Table 3. Summary of anaemia (Hb <110 mg/l), severe anaemia (Hb <70 mg/l) and faecal occult blood in children aged ⩽6 years from lakes Albert and Victoria at study baseline then at one year later; summary of enlarged livers (hepatomegaly), spleens (splenomegaly) and a combination of both (hepatosplenomegaly) as measured by abdominal palpation by project nurse in children from Lake Albert is shown

Figure 8

Fig. 6. Local map of Bugoigo village on the shoreline of Lake Albert, Uganda with the GPS tracks of mothers and children overlaid across the map.
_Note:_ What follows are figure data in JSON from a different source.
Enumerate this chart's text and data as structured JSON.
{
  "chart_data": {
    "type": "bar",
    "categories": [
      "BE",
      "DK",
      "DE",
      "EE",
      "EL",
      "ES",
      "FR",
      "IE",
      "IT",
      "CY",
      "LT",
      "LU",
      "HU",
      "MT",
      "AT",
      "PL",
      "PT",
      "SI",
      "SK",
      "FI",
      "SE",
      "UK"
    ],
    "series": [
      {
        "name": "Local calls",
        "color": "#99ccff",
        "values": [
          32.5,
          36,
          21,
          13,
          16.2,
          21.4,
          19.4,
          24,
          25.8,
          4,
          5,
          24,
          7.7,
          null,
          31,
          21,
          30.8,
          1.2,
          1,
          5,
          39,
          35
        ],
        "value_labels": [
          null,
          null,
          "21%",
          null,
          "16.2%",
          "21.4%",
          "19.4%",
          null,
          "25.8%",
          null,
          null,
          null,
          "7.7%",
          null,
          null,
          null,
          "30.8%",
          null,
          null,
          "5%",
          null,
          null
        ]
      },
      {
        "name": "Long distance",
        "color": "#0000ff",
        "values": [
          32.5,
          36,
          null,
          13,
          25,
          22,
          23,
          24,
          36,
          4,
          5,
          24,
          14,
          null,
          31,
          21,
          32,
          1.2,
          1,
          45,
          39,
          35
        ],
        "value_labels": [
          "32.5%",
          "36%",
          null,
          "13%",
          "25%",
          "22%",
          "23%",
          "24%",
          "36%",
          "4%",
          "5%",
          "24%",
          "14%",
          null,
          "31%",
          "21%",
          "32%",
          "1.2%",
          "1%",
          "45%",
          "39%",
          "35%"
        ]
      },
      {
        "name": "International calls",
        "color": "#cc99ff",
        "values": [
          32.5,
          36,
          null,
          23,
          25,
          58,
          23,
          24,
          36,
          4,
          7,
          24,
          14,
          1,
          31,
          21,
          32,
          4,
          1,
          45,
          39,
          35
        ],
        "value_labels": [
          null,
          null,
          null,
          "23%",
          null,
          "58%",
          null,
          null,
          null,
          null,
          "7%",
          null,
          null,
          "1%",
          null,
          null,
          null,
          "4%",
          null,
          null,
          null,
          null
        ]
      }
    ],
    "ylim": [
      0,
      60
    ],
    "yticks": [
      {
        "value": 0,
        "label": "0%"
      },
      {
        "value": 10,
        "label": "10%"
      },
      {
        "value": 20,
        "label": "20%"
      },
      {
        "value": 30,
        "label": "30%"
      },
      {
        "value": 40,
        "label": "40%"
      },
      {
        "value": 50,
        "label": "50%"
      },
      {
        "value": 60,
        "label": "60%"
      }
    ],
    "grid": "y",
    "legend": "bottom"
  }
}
The tracks were downloaded from GPS-dataloggers attached to the participant's wrist over a 3-day period. The red kernel and black kernel correspond to geographical locations of where most social interactions took place during the same time across the 3-day period. An important future consideration is to devise best ways to mitigate water contact within this mother and child group yet allowing them to undergo their daily tasks.